Oh, no, I guess I wasn't clear on what I mean. Sorry.
Data compression (which deduplication essentially is a subset of) absolutely isn't a kludge. I meant, introducing the duplication (by design) and then inventing some workaround to get back to square one - that's the suspicious part. It adds complexity, when there could be none.
Square one, being, in your opinion cramming all of the dependencies together in one place? There is a big advantage to immutable dependencies though... Your code NEVER breaks. If the dependencies are immutable, and the architecture stays the same, then your code will run. Of course, you can still use apt-get or another package manager to build your images, so the whole updating of dependencies thing is no worse than where you started. It's just, you have the option of not changing things, and not breaking things as well.

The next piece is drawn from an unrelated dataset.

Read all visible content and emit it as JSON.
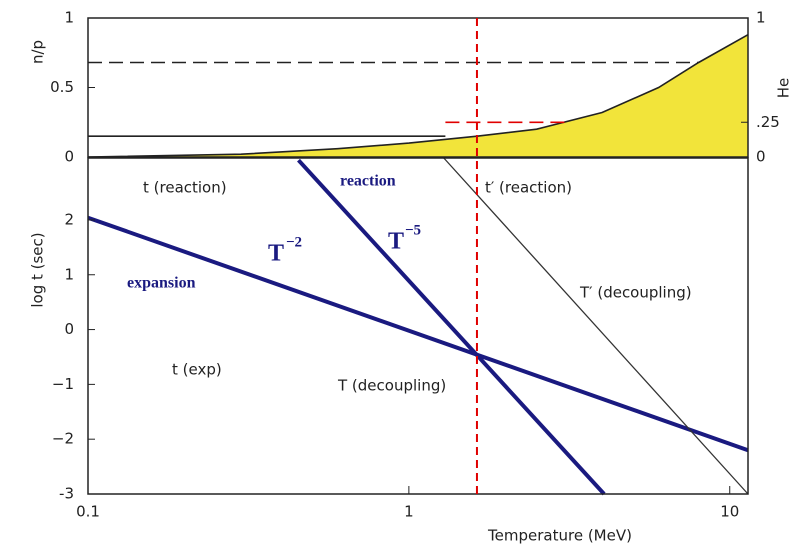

Isn't it Subuser that crams all the dependencies together, in one place (image)? So there was that proposal so images are deduplicated, in a sense shared files are automatically detected and stored only once, saving disk space. But then, isn't it that Subuser is completely unaware of any metadata a particular file may have, so it can't really tell the difference between libz and libm, or know that all those binary-different libpng16.so have the 100% compatible ABI and are interchangeable (but not all libpng12.so do)?
From what I understood, Subuser is a package manager (plus permission manager) that doesn't know a thing about what it's packaging - only the large-scale image.
Package managers have all libraries separate, that's the whole point why package managers were invented in the first place. If a package management uses some database, dependencies may lay together in the filesystem, but the're completely separate in package manager's database. If package management system uses filesystem as its database, then packages are separate in that regard, too. There's immutability as well, sometimes enforced, sometimes along the lines of storing `dpkg -l | grep '^ii' | awk '{ print $2 "=" $3 }'` output to save the exact state.
Data compression (which deduplication essentially is a subset of) absolutely isn't a kludge. I meant, introducing the duplication (by design) and then inventing some workaround to get back to square one - that's the suspicious part. It adds complexity, when there could be none.